4


I studied the skyline. ‘Jesus, Davy, get a move on. Where the fuck are you?’

‘Don’t take His name in vain, Nick.’

‘Davy won’t mind, mate. I do it all the time . . .’

I thought Sam must be taking the piss, but then I saw the expression on his face. It was like Standish would have looked if you’d told him Beef Wellington wasn’t on the menu tonight.

He lifted his arse, fished in his back pocket and handed me a battered leatherbound book. ‘Go on,’ he said. ‘It’s right up your street – sex, violence, revenge, all sorts.’

I flicked open the cover. ‘It’s the New fucking Testament. I didn’t know you were into that stuff, Sam . . .’

I suddenly felt like I’d been locked in the same cell as a double-glazing salesman. Weddings and funerals were the closest I came to the happyclappies, and when people started talking to me about God or country, it just made me run for the hills . . .

His eyes flashed. ‘You’re not really getting the message, are you, son? I don’t like foul language being used alongside the Lord’s name. It’s like me calling your mother a whore.’

I nodded, but still couldn’t work out why it offended him so much. And maybe my mum had been a whore – I’d never met her to ask.

I handed back his Bible. ‘No, thanks, mate, not for me. There’s no pictures. And, besides, I know the ending.’

‘You’ll find out one day what you’re missing.’

‘How do you square all that with being in the Regiment? Hardly turning the other cheek, is it?’

He beamed. ‘I know that what I’m doing is the right thing. Jesus wasn’t some kind of drug-crazed hippie who walked around followed by bluebirds and talking donkeys. He was a revolutionary. He said, “I did not come to bring peace, but a sword.”

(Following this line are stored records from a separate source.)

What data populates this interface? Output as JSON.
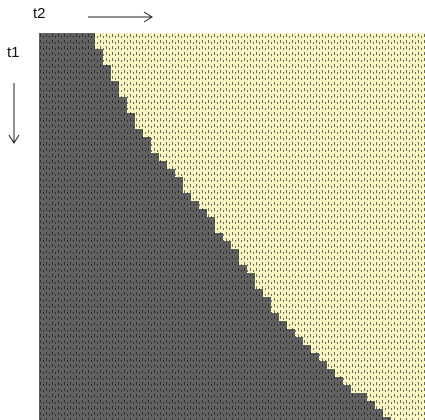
{
  "axes": {
    "horizontal_label": "t2",
    "vertical_label": "t1",
    "horizontal_arrow_icon": "arrow-right-icon",
    "vertical_arrow_icon": "arrow-down-icon"
  },
  "colors": {
    "region_below": "#626262",
    "region_above": "#fbf7c4",
    "texture_dark": "#2e2e2e",
    "texture_light": "#626262",
    "axis_text": "#111111"
  },
  "boundary_description_points": [
    [
      0.0,
      0.14
    ],
    [
      0.1,
      0.18
    ],
    [
      0.2,
      0.23
    ],
    [
      0.3,
      0.3
    ],
    [
      0.4,
      0.38
    ],
    [
      0.5,
      0.46
    ],
    [
      0.6,
      0.53
    ],
    [
      0.7,
      0.6
    ],
    [
      0.8,
      0.68
    ],
    [
      0.9,
      0.79
    ],
    [
      1.0,
      0.92
    ]
  ]
}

‘He also said, “If anyone causes one of these little ones who believe in me to sin, it would be better for him to have a large millstone hung round his neck and to be drowned in the depths of the sea.” That’s him distinguishing the guilty from the innocent, Nick, and telling us whose side we should be on.’

This didn’t sound good. He was confusing himself with Billy Graham. Any minute now he’d be thumping the lectern.

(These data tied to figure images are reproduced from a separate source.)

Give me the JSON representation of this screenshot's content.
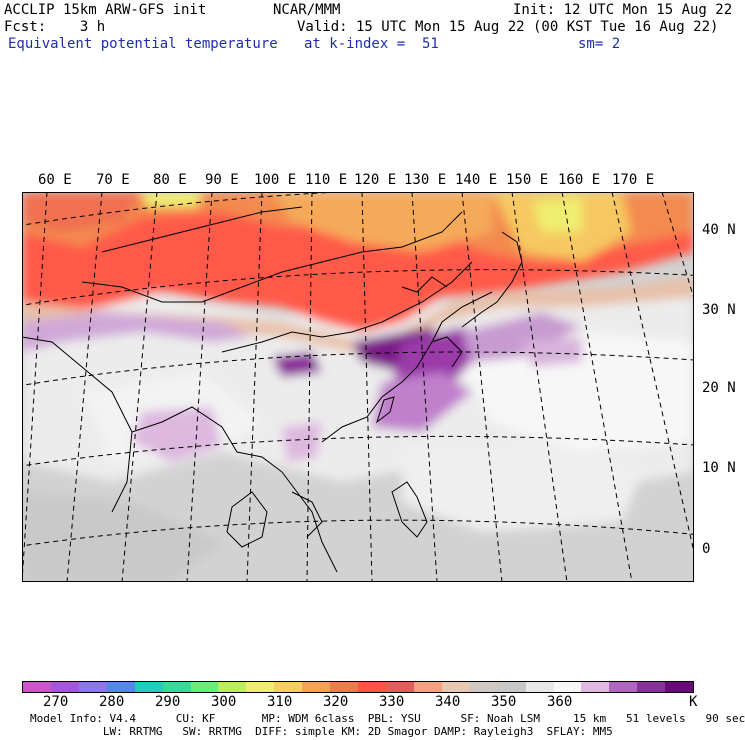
{
  "header": {
    "line1_left": "ACCLIP 15km ARW-GFS init",
    "line1_center": "NCAR/MMM",
    "line1_right": "Init: 12 UTC Mon 15 Aug 22",
    "line2_left": "Fcst:    3 h",
    "line2_right": "Valid: 15 UTC Mon 15 Aug 22 (00 KST Tue 16 Aug 22)",
    "line3_left": "Equivalent potential temperature",
    "line3_center": "at k-index =  51",
    "line3_right": "sm= 2"
  },
  "map": {
    "lon_labels": [
      "60 E",
      "70 E",
      "80 E",
      "90 E",
      "100 E",
      "110 E",
      "120 E",
      "130 E",
      "140 E",
      "150 E",
      "160 E",
      "170 E"
    ],
    "lat_labels": [
      "40 N",
      "30 N",
      "20 N",
      "10 N",
      "0"
    ]
  },
  "colorbar": {
    "colors": [
      "#cc55cc",
      "#a855dd",
      "#8877ee",
      "#5588ee",
      "#22ccbb",
      "#33dd99",
      "#66ee77",
      "#bbf055",
      "#f0ee66",
      "#f8d055",
      "#f5a055",
      "#f07a4a",
      "#ff5544",
      "#e95a5a",
      "#f5a080",
      "#e8c8b0",
      "#d0c8c0",
      "#c8c8c8",
      "#e8e8e8",
      "#f8f8f8",
      "#e0b8e0",
      "#b066c0",
      "#883399",
      "#6a0a7a"
    ],
    "labels": [
      "270",
      "280",
      "290",
      "300",
      "310",
      "320",
      "330",
      "340",
      "350",
      "360"
    ],
    "unit": "K"
  },
  "footer": {
    "line1": "Model Info: V4.4      CU: KF       MP: WDM 6class  PBL: YSU      SF: Noah LSM     15 km   51 levels   90 sec",
    "line2": "           LW: RRTMG   SW: RRTMG  DIFF: simple KM: 2D Smagor DAMP: Rayleigh3  SFLAY: MM5"
  }
}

‘People like the high commissioner’s lot down there –’ he waved his thumb towards the skyline ‘– they’d be dead if the likes of us didn’t turn to.’

‘Aren’t the rebels God’s children too?’

‘Of course!’ He beamed again. ‘It’s just they don’t know it yet.’

I kept my eyes down and concentrated extremely hard on de-lumping my Milo. ‘Isn’t killing them a bit against the rules?’

‘No. We’re doing the right thing. If those rebels get killed, God will forgive them at the doors to the kingdom of Heaven, because He knows they don’t know any better.’

‘I see. Kill ’em all, let God sort it out?’

‘Do you believe in God, Nick?’

I shrugged. ‘Dunno. I’ve always thought of Him as an imaginary friend for grown-ups. But maybe it’s smart to hedge your bets. Call me an agnostic.’

If Sam thought that was an open door to try to convert me, he wasn’t going to get the chance to push it. The tinny roar of the 175 Yammy got louder and I saw Frankenstein stand up in his cab to my left.

A second or two later, the machine jumped out of the dead ground, slewed round, and Davy gunned it towards the lead wagon. He looked like a twelve-year-old. He was as skinny as a pencil, and the diet here wasn’t exactly helping to fill him out. He definitely needed to go home and get a few bags of fish and chips down him – though half would probably end up on the floor. He’d lost three fingers from his left hand when he was in the Tank Regiment; his driver’s hatch had decided it wanted to close all by itself. Fuck knows how he’d passed Selection. He should have been modelling for an artificial-limbs catalogue, not fucking about on a 175 that weighed more than he did.